Since the show ended, I've received many notes from people who were picked on, taunted, teased, beat up, you name it. Some of these people were so tortured that they changed schools or their whole family moved to a new place.
Many of the decisions I made as a young adult were shaped in part by the anger I still had after being bullied in school.
After school, I joined the Marine Corps, which was a healthy outlet for that aggression. In college, I refused the opportunity to join a fraternity even though I was approached by several because of fears that I would continue to be bullied in some way or other. I sometimes got into fights or drank too much.
The emotional scars from bullying sometimes run deep and can affect a person's life profoundly.
But today, the level of mistreatment by bullies seems amplified compared to what I experienced.
There are just so many more ways today to mess with someone besides calling them names to their face or making a prank phone call.
Now there's the Internet, with web pages, email and other avenues to inflict pain. And it can end in tragedy.
Old fashioned in-school bullying is definitely still around, but it seems there's more violence.
It's only one example, but the recent story of 11-year-old Matthew Mumbauer from Massachusetts really affected me. Matthew was thrown down a flight of school stairs by someone who had been bullying him for some time.
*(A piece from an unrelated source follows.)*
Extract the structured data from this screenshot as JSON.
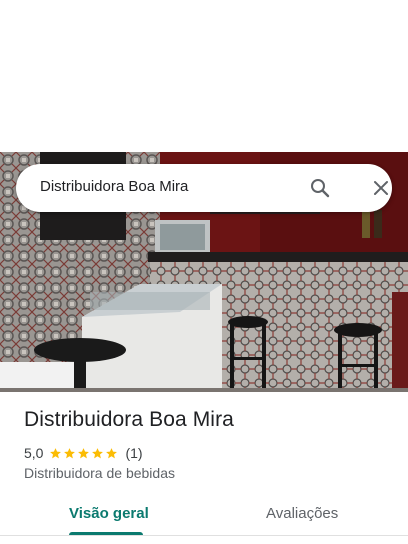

Poor Matthew tried to finish his school day with a collapsed lung and by the end of the day was paralyzed because of swelling on his spinal cord.
Matthew had told adults that he was being bullied but nothing changed for him until it was too late.
I want to say to all those who are being bullied right now in school: you are not alone. It happens a lot more than some people think. Studies have shown that 15% to 25% of U.S. students are bullied with some frequency. (Melton et.al., 1998; Nansel et.al., 2001)
You shouldn't feel ashamed of the way you are being treated. Shame causes a victim of bullying to allow it to continue. You need to remember that it's not your fault you're being bullied! Stop ignoring it and tell an adult. Tell your mom or dad, tell your favorite teacher at school.
Just make sure you tell someone and make sure they listen and help – it's the only way that the bullying will stop. And remember that revenge is NOT the answer. Be proud of who you are and don't stoop to a bully's level.
For us adults dealing with the effects of bullying, remember that you, too, are not alone. I believe it is essential for bullying victims to acknowledge to themselves what happened to them and how it has affected their lives. It's also important to forgive the person who bullied you and get on with your life.
I had long ignored my feelings about my mistreatment. But at my 20th high School reunion, when I confronted one of those bullies with what he did and had a chance to discuss it, iI found it easy to forgive him, and I felt great afterwards. If you have the opportunity to do that in person like I did, that's great, but even if you'll likely never see them again, it's never too late to forgive and move on.
If you're a parent, a good starting point is to talk with your child about bullying. You might learn some things you didn't know about your child's experiences in school.
Let your child know what to do if he or she is a bullying victim, or witness. A quick Internet search will provide you plenty of sites offering advice. And check what anti-bullying policies and prevent efforts your child's school works with.
We will never end school bullying completely. But if we focus on it as a community, we can prevent the kind of violence and anger we see in so many students today. That would take teachers, school administrators and parents of bullies, victims and bystanders alike getting together to head off the violence.